After trying “everything” for her anxiety around performing, Lorde said she woke up the day after her MDMA therapy and instantly felt the shift: “I was like, oh, it’s over. I know it’s over.”

The revelation comes as Lorde gears up for the release of her new album Virgin, out June 27 via Republic Records. She recently dropped the final pre-release single “Hammer” on June 20. The euphoric track, co-produced by Jim-E Stack, opens the album and has drawn comparisons to Lady Gaga’s “Poker Face” for its glitchy, electro-pop flair.

Lorde described “Hammer” as “an ode to city life and horniness tbh” and has promised that Virgin will explore themes of rebirth, gender, spiritual transformation, and bodily autonomy. The album also includes production from Fabiana Palladino, Dan Nigro, Buddy Ross and Dev Hynes of Blood Orange, among others.
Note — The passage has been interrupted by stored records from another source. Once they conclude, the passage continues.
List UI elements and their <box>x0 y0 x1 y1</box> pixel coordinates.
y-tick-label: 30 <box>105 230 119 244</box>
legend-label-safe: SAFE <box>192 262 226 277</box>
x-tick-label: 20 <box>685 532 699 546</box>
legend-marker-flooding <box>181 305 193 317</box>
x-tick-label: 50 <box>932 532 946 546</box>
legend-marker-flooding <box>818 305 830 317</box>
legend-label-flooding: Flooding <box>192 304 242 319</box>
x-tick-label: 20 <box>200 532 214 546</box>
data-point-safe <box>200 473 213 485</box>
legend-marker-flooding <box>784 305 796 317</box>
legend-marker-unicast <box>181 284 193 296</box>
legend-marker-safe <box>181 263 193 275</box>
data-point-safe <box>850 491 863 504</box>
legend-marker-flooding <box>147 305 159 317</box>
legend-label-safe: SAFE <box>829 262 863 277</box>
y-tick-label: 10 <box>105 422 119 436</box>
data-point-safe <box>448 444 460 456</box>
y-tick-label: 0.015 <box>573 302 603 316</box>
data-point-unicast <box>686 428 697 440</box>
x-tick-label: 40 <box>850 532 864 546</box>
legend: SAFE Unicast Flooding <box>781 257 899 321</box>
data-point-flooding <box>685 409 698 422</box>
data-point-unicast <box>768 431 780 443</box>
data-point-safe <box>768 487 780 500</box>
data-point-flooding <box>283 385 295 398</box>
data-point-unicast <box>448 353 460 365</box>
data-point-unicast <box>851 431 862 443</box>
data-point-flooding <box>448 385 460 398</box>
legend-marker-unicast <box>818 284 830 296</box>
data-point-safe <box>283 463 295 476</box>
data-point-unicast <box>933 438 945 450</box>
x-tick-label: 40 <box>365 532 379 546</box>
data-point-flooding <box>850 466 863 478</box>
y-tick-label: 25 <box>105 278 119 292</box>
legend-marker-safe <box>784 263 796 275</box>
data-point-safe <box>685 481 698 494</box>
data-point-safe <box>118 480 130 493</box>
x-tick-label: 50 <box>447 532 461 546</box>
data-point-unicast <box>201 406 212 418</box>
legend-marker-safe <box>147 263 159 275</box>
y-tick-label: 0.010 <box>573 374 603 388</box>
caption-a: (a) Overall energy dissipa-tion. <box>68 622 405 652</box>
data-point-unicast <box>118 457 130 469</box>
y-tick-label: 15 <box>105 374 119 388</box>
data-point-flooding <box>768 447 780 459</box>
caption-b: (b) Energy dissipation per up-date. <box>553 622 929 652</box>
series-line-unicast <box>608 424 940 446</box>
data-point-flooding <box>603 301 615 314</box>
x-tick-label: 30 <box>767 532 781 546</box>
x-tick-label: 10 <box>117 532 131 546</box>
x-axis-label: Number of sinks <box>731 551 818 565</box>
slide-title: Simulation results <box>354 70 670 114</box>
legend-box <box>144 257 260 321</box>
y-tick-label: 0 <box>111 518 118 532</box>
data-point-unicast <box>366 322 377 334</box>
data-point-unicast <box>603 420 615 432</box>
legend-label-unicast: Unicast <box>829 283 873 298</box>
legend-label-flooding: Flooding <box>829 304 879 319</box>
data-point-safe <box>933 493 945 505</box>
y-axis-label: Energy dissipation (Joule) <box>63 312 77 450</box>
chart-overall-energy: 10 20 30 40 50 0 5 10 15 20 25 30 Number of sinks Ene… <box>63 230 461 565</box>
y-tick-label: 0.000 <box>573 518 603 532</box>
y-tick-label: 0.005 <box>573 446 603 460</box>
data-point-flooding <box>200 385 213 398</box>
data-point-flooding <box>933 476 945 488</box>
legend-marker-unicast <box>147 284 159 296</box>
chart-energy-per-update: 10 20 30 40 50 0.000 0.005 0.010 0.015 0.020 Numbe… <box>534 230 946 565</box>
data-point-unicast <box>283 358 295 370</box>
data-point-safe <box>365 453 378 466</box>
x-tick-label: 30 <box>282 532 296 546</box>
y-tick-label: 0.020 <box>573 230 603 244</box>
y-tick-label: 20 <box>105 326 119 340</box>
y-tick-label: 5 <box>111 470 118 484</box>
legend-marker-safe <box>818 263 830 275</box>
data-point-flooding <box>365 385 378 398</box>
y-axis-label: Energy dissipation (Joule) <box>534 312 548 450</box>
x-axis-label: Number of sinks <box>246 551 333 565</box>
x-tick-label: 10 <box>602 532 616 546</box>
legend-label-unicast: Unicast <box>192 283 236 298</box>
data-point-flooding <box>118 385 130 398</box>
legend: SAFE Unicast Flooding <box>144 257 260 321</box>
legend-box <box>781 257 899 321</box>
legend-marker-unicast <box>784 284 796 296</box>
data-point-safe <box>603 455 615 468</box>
She’s been open about how her recent life changes influenced the record, from quitting birth control and experiencing disordered eating to ending a long-term relationship. The project’s rawness is reflected in its visual aesthetic as well: “The colour of the album is clear,” she wrote when announcing it. “Like bathwater, windows, ice, spit. Full transparency.”

Virgin is out Friday, June 27, with a Renell Medrano-directed video for “Hammer” arriving the same day.